Sender Policy Framework helps fight spam and phishing by designating what IPs a website or company sends emails from
My recent change into this IT administrative role has left me with some new ideas to consider. I’d never worked for a company that had such a large market. Previously, my experience was with digital signage, which applies to so many aspects of the information technology world, but was certainly more niche as many businesses and consumers worldwide don’t have much of a need for digital signage. That’s kind of the opposite of this role: starting this week every website needs a digital certificate.
The technology climate these days focuses heavily on security. Digital certificates play a crucial role. This marketplace calls for lots of marketing. That, when coupled with many other aspects of this business, generates many emails. This circles back to a question I asked early in this series: How can I give peace of mind to email recipients that my emails are legitimate and not from some spoofer pretending to be a thesslstore-ite? The short answer is that there are a few ways to do it. We’ll look at one of the solution in this post, when we investigate a protocol called SPF (Sender Policy Framework).
Where Did You Come From? ♩Cotton-Eyed Joe♫
When it comes to verifying authenticity, isn’t that the question anyone would ask? Seems to be a fair question. If I receive an email from a vendor, I want to know where it came from as that incdicates the legitimacy of the sender. If I receive an email from an American-based company that originated in Kuala Lumpur, I would be a bit suspicious of that (no offense to Malaysia, I just find it fun to say/spell Kuala Lumpur).
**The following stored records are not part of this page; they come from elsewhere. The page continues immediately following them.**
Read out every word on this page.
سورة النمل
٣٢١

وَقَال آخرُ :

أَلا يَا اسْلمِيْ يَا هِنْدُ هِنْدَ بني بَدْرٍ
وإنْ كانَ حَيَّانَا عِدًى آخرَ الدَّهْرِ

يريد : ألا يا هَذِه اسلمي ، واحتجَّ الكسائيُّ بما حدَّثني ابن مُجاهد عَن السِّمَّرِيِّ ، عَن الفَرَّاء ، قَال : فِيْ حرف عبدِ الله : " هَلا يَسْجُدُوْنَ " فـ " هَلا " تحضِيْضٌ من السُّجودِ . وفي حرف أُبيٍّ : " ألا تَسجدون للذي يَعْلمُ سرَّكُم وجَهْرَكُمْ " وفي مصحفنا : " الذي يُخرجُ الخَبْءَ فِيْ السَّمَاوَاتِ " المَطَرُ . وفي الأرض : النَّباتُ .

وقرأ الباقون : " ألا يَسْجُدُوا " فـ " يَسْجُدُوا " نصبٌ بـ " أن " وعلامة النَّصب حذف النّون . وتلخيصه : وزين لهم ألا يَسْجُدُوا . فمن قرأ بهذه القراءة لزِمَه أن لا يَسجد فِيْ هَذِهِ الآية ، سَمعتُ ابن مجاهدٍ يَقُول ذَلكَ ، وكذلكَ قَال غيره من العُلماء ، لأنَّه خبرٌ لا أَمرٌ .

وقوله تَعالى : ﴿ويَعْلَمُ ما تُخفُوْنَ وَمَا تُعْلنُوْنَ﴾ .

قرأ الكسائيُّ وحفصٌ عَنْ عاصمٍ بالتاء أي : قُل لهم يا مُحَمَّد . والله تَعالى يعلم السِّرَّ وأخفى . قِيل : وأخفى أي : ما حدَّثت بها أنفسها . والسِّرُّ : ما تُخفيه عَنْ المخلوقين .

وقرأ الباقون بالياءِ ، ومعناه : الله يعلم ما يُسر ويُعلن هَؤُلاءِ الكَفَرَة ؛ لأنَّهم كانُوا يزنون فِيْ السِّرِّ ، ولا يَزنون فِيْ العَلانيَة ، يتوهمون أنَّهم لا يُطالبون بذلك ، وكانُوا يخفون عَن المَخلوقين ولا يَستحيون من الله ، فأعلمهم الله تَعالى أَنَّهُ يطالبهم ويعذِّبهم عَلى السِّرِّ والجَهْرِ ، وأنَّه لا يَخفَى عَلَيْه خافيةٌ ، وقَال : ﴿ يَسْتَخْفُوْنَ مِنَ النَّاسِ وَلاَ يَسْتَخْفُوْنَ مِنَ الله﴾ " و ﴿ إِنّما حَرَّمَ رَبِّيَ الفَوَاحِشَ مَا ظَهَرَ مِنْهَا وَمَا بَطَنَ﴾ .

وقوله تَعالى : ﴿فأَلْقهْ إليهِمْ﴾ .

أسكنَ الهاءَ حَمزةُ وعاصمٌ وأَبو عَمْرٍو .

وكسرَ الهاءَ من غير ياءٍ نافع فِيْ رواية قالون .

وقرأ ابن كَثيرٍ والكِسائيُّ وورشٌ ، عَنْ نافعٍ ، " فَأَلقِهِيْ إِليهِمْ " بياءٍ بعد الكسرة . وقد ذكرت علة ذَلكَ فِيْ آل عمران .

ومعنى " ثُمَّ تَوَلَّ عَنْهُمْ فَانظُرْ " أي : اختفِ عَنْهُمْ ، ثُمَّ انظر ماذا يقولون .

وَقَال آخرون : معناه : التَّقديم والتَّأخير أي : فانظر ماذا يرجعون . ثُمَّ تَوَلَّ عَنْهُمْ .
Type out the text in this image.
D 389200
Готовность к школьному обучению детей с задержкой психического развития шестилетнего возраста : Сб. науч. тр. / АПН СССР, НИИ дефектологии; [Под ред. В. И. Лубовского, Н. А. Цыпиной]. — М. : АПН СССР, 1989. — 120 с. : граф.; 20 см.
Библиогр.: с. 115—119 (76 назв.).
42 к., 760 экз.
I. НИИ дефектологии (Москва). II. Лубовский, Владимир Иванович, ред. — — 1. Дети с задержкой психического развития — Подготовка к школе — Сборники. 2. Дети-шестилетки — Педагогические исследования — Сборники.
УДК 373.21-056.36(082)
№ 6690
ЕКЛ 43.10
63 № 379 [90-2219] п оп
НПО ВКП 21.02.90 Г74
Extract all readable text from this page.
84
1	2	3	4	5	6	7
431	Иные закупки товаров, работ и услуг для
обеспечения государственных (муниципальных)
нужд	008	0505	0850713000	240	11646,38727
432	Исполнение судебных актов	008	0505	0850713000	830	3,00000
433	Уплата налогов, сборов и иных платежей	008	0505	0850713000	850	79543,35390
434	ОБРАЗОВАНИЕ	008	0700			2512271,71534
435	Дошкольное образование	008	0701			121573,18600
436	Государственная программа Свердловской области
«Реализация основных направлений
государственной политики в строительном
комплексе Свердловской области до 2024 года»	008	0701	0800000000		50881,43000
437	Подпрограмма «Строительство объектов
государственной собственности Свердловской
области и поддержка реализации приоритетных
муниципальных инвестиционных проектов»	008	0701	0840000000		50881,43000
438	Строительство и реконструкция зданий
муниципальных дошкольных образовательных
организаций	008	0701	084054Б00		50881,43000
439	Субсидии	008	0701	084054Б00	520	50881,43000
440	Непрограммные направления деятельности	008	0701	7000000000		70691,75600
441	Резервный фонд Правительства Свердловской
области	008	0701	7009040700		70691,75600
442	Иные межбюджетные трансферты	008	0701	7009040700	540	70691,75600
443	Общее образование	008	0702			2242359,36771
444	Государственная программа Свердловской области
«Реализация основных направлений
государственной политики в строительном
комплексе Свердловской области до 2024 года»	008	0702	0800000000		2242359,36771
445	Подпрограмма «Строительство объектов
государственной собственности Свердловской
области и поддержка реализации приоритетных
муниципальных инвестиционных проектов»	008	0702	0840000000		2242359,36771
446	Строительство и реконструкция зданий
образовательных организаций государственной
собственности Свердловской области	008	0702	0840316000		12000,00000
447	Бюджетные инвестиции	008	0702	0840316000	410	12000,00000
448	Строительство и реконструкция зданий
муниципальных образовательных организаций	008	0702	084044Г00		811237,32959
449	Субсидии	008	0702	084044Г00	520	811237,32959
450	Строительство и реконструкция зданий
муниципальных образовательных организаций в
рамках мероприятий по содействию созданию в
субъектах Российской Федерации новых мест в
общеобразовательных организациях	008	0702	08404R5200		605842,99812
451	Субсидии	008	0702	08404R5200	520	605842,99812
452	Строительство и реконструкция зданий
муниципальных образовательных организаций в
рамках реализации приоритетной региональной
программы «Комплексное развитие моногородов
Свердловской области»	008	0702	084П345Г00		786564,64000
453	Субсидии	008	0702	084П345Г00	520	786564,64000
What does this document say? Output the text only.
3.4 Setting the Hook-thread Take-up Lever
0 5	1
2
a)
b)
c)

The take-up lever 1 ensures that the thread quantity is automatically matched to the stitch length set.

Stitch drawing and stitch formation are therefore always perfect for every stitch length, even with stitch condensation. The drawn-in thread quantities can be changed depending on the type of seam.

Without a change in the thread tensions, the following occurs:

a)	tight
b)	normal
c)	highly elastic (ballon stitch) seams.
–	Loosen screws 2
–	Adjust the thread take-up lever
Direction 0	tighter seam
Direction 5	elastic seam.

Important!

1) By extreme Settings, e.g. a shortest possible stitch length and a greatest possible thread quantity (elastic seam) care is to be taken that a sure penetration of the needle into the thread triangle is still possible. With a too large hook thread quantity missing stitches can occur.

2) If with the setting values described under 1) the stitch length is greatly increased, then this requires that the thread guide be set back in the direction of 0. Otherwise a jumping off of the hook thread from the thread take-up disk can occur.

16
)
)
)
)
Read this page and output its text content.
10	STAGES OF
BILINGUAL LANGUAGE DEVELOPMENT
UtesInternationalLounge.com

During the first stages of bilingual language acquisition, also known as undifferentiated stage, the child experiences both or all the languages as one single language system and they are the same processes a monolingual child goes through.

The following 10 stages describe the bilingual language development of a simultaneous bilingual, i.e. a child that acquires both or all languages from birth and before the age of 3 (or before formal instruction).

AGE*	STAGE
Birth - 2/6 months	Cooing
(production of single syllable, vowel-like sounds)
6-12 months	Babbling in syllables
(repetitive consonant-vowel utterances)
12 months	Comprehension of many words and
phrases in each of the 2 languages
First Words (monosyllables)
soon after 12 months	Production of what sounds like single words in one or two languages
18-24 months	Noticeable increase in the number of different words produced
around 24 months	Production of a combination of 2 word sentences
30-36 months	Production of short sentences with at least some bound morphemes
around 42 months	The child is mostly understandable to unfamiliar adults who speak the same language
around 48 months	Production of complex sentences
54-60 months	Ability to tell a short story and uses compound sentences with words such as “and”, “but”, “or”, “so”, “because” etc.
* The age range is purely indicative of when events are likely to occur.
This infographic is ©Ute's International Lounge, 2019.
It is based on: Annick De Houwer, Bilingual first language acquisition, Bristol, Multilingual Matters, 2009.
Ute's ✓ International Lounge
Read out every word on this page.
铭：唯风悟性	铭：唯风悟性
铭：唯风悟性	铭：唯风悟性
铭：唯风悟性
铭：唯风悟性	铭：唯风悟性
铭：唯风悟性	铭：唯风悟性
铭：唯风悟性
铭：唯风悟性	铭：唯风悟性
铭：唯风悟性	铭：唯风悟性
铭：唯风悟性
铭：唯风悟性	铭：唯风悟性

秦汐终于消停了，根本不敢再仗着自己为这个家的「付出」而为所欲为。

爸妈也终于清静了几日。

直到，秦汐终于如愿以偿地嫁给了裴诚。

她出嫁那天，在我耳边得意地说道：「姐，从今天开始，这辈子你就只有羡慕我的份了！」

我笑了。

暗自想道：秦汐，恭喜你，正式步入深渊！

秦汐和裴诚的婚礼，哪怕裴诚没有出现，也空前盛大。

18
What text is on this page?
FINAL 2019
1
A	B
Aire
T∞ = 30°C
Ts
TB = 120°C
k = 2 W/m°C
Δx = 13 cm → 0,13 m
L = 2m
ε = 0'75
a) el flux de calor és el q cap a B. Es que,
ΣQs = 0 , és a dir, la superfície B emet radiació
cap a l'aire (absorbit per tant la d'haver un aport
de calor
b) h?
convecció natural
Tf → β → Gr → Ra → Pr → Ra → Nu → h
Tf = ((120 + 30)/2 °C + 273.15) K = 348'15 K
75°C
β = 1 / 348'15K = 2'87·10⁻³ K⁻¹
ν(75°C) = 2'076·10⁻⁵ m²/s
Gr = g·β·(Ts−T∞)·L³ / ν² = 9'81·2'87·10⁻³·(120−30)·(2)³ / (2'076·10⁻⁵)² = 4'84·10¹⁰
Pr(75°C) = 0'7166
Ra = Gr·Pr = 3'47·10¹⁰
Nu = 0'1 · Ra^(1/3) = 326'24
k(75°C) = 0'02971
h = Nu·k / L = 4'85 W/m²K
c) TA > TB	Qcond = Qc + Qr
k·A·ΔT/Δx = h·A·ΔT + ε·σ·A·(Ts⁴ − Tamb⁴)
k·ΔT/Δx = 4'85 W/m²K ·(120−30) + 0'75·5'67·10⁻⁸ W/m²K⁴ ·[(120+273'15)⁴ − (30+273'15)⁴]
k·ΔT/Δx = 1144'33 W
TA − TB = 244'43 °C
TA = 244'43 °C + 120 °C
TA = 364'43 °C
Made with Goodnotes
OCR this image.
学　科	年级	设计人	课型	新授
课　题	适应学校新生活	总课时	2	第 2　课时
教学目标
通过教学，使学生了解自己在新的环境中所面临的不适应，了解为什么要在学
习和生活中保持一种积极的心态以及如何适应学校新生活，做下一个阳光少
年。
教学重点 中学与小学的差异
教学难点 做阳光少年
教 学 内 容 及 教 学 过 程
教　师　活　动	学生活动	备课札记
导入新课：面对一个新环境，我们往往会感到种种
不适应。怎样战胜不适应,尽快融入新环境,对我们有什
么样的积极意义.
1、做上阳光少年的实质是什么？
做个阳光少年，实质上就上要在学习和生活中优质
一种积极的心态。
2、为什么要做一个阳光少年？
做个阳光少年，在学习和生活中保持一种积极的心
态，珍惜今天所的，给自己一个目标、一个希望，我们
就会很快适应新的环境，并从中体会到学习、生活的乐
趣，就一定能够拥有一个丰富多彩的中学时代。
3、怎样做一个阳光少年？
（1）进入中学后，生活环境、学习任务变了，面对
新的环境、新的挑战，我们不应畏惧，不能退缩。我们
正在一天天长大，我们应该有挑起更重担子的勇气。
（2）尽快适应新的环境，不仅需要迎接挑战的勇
So, where does SPF come into play?
SPF is a protocol referenced by a DNS entry that indicates the valid IP addresses that email from a given domain may come from. In the DNS entry, the record indicates specific IP addresses, blocks of IP addresses (often denoted with CIDR) or other domain names. For example, all the following would be valid:
- IP Address with CIDR Notation: 126.96.36.199 /32
- IP Address Block with CIDR Notation: 188.8.131.52 /22
- Domain names: domainname.com
So, if an email comes through from an IP address listed in the DNS’s SPF record, then the email would be SPF compliant from the recipient’s perspective. If an email from an email comes from an IP address not listed in the DNS record, then it wouldn’t trusted. So, it would make sense to have a complete list of all IP addresses that an email might come from listed in a DNS record. Sound easier than it is? It is. Have you ever had déjà vu? It is.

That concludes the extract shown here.